Looking at the rules, though, I did not see this restriction; only that the player playing the Wild+4 must not have any cards of the same color in play. Given that my Uno deck is a fairly recent version, I'm wondering if older versions did have that rule? Or maybe it was just a house rule. If so, is that a common house rule? Or maybe it just stemmed from the need to not have the current color in your hand...


4 Answers 4


These rules appear to be from 2001, and these rules appear to be from 2003. Both sets of rules do not indicate any restrictions on the choice of colour after either wild.

The points from both rules about Wild Draw 4 are:

  • You play it and choose the colour to continue.
  • The next player draws 4 and misses their turn.
  • You can only play this if you don't have a card of the matching colour.
  • You can break the above rule.
  • The person drawing 4 may challenge you. If they win, the you draw 4 instead. If they lose, they draw an additional 2. (Note that they still miss their next turn)

Neither set of rules have any limitation on the colour choice.

For further reference, there's this question regarding the history of UNO rules. The 1983 rules found there follow the same draw 4 rules as the more recent rules printings.

  • 2
    The linked question, which has a link to the original rules (or at least, the rules from 1983) indicates no restriction on color choice either - and in fact, explicitly lists choosing the same color as an option. That's my answer! Guess I played wrong back in the day, or just remembered wrong!
    – mmathis
    Oct 11, 2016 at 18:37
  • @mmathis Right you are, I'll add that as a note to the answer :)
    – Samthere
    Oct 12, 2016 at 8:19

The rule is you must not have any of the current color to be able to play the wild draw 4. If you chose the current color as the color for the wild, this implies you are choosing a color you don't have any cards in. You can do it, but it's very rarely a good idea unless you are trying to draw a challenge.

  • 1
    As far as I have seen in the rules, your second point is incorrect - you do not have to have a card of that color in your hand to choose it after a wild
    – mmathis
    Oct 11, 2016 at 15:19
  • @mmathis Good point. Updated
    – Zags
    Oct 11, 2016 at 18:29
  • 1
    I can see that strategy (choosing the same color) being used to prevent a player from playing his/her last card, while at the same time getting rid of 50 points from your own hand. It does beg a challenge though
    – mmathis
    Oct 11, 2016 at 18:32
  • It seems like deliberately drawing a challenge might be a strategy itself, for instance, to try to trick a player on the edge of going out into having to draw more cards. Of course once you've done that you might have opened up a levelling game where you know they know you know they know you are trying to draw a challenge...
    – Michael
    Feb 24, 2018 at 23:29
  • In a many player game it can be a very sensible tactic. If I'm down to my last two cards, a Wild Draw 4 and a card that can't be played, then by playing the Wild Draw 4 everyone knows my last card isn't the colour currently displayed. By choosing the colour that's currently down, I give no information away about the colour of my final card.
    – AndyT
    Aug 15, 2018 at 8:58

As far as I know, the Wild+4 card has always had the restriction that you cannot play it if you could have played another card of the same color.

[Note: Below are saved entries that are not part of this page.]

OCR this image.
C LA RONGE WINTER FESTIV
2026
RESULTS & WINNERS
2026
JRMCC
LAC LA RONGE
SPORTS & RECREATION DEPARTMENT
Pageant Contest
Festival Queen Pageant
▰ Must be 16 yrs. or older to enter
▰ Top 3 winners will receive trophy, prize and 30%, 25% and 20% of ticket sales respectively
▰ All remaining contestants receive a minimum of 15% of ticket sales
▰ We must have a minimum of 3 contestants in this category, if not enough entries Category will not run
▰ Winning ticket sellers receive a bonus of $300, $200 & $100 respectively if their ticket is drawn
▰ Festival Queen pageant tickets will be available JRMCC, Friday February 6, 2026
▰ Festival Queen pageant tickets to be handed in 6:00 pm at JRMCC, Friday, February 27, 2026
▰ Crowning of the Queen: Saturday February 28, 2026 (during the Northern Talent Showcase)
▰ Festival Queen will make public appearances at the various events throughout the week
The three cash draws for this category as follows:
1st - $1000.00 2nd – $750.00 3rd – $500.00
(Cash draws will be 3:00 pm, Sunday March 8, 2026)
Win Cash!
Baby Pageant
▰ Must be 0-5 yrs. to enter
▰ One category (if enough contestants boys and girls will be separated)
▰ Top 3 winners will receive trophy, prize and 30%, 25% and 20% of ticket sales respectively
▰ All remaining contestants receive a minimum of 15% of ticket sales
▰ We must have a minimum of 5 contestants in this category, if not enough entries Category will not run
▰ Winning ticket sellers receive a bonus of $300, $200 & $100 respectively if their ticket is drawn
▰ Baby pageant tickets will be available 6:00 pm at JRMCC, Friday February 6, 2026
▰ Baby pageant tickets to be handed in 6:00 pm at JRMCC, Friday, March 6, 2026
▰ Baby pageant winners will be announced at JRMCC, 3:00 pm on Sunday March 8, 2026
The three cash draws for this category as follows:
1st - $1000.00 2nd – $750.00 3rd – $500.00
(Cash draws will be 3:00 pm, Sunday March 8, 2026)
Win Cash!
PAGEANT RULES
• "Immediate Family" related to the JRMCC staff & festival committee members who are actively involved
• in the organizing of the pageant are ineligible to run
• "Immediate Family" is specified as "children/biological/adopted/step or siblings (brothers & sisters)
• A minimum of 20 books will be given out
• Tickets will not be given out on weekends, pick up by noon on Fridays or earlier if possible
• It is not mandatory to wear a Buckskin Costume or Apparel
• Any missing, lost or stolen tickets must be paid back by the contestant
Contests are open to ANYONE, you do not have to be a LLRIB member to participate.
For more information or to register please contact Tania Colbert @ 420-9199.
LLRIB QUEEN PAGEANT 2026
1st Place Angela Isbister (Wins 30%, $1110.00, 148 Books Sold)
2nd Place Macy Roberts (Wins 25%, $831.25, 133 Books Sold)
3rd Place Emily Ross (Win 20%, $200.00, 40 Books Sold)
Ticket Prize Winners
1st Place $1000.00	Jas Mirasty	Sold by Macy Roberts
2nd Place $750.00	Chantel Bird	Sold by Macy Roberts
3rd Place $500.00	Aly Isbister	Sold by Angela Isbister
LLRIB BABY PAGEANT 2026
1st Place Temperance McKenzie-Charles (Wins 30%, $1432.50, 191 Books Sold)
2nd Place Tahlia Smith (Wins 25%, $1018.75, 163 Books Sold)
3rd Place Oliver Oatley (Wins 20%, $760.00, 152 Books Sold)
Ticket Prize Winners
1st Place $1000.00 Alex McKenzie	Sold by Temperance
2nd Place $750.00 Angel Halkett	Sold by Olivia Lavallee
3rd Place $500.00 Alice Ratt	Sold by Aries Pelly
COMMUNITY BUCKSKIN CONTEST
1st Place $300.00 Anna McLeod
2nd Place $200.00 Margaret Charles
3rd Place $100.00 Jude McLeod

However, when I learned Uno, this restriction was true for both Wild and Wild+4, not just Wild+4.

They may have lifted the restriction on the normal Wild card at some point or we may have always played it wrong. In any case, you aren't alone in feeling like you learned it one way only to find the rules say something else.

  • Doesn't answer the question.
    – AndyT
    Aug 15, 2018 at 8:55

I think that you can place a wild card or wild+4 if u want to but have to change the colour. Otherwise the wild card is Just a pointless card.

  • 4
    This answer contradicts other answers and has no sources backing it up. Can you add something to back up this answer?